Thank you for the replies. We have budgeted everything and cut down on everything we can. That was how I was able to work out what hours I need to do to at least cover our outgoings.

Dp taking on a temporary job not in is field is a hard one. He has been in the niche field for over 30 years since the day he finished school. Hes worked his way up from the very bottom to director/board level. He has been applying for more junior roles in his area but they all knock him back for being too experienced. He has zero experiance of doing anything else. He is upset at the prospect of spending all those years working hard to climb the ladder to then have to take a more manual job along with a 75%+ pay cut.

I know that if we are desperate then he unfortunately will just need to swallow his pride and except it. That just makes me sad Sad

Part of me thinks if I can just get through a few months doing silly hours then he hopefully wont have to be in that position.

OP posts:
user15369525797567 · 18/09/2020 14:15

I'm posting as someone living with serious mental illness, having made the mistake of trying to push myself to work more hours than I was told was "safe" because I just wanted to make myself "normal" and told myself the only reason I couldn't work more was lack of effort/determination. I was wrong.

Wanting to do something and being determined you're going to make yourself do it doesn't actually change the reasons you can't do it. Somebody without health issues being able to work 50 or 60 hours doesn't mean somebody with health issues can!

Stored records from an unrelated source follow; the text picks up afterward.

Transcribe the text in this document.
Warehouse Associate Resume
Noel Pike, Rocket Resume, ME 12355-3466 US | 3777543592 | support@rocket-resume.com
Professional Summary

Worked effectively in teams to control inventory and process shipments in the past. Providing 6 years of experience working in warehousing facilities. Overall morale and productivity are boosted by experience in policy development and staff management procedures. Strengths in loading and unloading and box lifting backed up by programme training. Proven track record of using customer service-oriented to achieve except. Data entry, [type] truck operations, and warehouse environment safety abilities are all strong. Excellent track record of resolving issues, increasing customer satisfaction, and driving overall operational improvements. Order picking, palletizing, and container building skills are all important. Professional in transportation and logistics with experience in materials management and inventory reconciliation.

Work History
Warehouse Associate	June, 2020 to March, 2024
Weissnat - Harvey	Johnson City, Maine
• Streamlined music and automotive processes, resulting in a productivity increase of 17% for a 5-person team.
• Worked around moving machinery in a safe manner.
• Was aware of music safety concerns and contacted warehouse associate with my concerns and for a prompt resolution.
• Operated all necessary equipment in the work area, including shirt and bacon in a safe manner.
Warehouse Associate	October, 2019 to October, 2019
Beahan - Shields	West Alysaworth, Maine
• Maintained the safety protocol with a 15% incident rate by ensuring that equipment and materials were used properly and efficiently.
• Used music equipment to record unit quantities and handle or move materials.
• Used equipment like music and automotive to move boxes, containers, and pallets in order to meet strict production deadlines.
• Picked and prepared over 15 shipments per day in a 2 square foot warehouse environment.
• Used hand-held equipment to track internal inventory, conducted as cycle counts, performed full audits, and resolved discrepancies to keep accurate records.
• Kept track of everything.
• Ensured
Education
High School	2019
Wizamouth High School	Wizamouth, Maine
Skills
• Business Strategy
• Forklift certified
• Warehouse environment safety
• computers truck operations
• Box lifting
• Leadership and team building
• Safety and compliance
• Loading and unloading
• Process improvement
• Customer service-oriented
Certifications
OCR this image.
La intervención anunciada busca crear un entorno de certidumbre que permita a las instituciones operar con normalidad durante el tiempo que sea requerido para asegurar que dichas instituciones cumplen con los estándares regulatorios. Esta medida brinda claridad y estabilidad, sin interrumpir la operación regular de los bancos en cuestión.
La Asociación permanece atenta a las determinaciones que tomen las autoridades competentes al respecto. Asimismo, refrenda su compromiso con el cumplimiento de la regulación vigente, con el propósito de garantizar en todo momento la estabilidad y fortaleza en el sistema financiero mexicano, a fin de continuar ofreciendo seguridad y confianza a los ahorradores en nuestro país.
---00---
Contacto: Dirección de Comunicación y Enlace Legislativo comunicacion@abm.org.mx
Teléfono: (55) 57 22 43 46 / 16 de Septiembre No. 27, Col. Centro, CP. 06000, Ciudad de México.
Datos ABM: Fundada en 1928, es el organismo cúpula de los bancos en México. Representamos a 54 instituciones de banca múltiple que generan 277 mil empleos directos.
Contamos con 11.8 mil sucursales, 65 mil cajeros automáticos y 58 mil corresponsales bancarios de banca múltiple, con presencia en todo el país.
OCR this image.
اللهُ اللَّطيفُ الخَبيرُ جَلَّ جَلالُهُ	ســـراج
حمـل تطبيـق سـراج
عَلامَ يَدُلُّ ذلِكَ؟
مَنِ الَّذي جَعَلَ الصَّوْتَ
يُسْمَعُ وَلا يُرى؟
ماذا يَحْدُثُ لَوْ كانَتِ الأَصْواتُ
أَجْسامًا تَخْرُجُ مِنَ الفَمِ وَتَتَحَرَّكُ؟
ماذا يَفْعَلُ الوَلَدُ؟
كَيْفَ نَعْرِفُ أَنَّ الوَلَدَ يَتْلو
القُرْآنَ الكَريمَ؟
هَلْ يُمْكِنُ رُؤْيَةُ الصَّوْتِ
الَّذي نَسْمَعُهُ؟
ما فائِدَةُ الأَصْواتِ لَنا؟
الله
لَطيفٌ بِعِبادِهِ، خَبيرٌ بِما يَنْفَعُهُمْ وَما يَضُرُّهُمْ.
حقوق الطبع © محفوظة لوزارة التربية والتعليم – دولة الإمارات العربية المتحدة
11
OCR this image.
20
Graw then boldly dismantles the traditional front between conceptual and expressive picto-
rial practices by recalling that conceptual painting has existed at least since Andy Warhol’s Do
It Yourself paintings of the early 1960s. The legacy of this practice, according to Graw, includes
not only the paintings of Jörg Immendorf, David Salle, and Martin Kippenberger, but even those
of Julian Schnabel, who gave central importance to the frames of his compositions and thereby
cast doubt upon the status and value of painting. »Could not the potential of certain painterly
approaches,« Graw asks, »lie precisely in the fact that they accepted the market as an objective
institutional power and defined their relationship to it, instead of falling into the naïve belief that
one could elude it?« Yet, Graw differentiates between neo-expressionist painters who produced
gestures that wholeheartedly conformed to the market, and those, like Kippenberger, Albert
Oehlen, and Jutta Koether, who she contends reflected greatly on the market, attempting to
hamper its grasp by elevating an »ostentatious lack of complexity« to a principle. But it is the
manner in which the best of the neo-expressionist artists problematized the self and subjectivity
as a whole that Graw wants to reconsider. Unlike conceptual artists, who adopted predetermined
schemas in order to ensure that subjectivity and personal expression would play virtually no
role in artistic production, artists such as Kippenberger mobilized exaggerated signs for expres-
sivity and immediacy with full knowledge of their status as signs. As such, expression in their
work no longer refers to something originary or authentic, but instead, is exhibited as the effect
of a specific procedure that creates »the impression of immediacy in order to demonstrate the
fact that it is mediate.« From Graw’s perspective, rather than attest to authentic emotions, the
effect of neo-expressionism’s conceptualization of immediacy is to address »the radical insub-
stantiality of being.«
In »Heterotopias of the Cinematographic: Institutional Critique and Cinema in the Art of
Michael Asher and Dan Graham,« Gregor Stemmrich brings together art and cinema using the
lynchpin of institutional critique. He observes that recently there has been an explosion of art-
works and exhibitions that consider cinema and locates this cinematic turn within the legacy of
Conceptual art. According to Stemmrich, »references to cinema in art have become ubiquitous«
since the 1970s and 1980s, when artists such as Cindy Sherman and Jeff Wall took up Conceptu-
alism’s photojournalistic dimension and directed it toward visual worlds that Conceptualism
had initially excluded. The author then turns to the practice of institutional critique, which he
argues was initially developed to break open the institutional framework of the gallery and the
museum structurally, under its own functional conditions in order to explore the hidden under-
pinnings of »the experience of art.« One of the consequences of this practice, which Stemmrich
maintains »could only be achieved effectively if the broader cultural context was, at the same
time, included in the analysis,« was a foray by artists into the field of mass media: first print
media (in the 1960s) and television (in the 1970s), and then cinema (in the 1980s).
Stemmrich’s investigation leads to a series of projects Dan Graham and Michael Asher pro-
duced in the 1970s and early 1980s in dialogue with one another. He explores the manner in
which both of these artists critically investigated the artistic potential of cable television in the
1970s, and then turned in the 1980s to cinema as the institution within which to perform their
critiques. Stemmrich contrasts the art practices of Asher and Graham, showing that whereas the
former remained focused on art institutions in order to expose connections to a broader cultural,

He needs to swallow his ego and take a temp role. It's not throwing anything away. If he's worried about being judged, who is going to judge someone for taking work to pay the bills? He would be judged for allowing a disabled partner to trash their health to buffer his pride though.

Don't wreck your health to shield his ego. Do you think you considering throwing your health away like this is you taking care of your health appropriately?

ALLIS0N · 18/09/2020 14:16

Ah, so he doesn’t want to do a job below his status. He would rather you worked 60 hours a week doing two jobs.

That’s reasonable Hmm.

user15369525797567 · 18/09/2020 14:16

Why is not upset at the prospect of you throwing your health in the dustbin for his ego?

Ivenamechanged13 · 18/09/2020 14:17

We are not in the uk and are claiming the tiny bit of benefits we can. We will obviously lose that when I start doing a "main" job. Even working ft in the new job wont come close to covering the expenses. That's the problem.

He is amazing at home. Already does a huge share of housework, cooking etc. He always has even when working. That's one thing not a worry.

OP posts:
Ivenamechanged13 · 18/09/2020 14:22

He doesnt want me doing those hours. He thinks I will seriously struggle with it. I think hes of the opinion that it will just all come good before we are 100% completely on our arse. I dont think it will and am seriously worried. When it does get to that point then that's when I think he will take any job he can. Until them he is understandably holding off.

OP posts:
NoSquirrels · 18/09/2020 14:23

Please don't trash your mental health (and possibly your physical health too) and your DD's chance of spending any time with her mother for the sake of your DP's pride.

No one likes having to take a pay cut or a side step or a job that's not a 'career' job. But needs must.

Clymene · 18/09/2020 14:26

Your mental and physical health is more important than his bruised ego.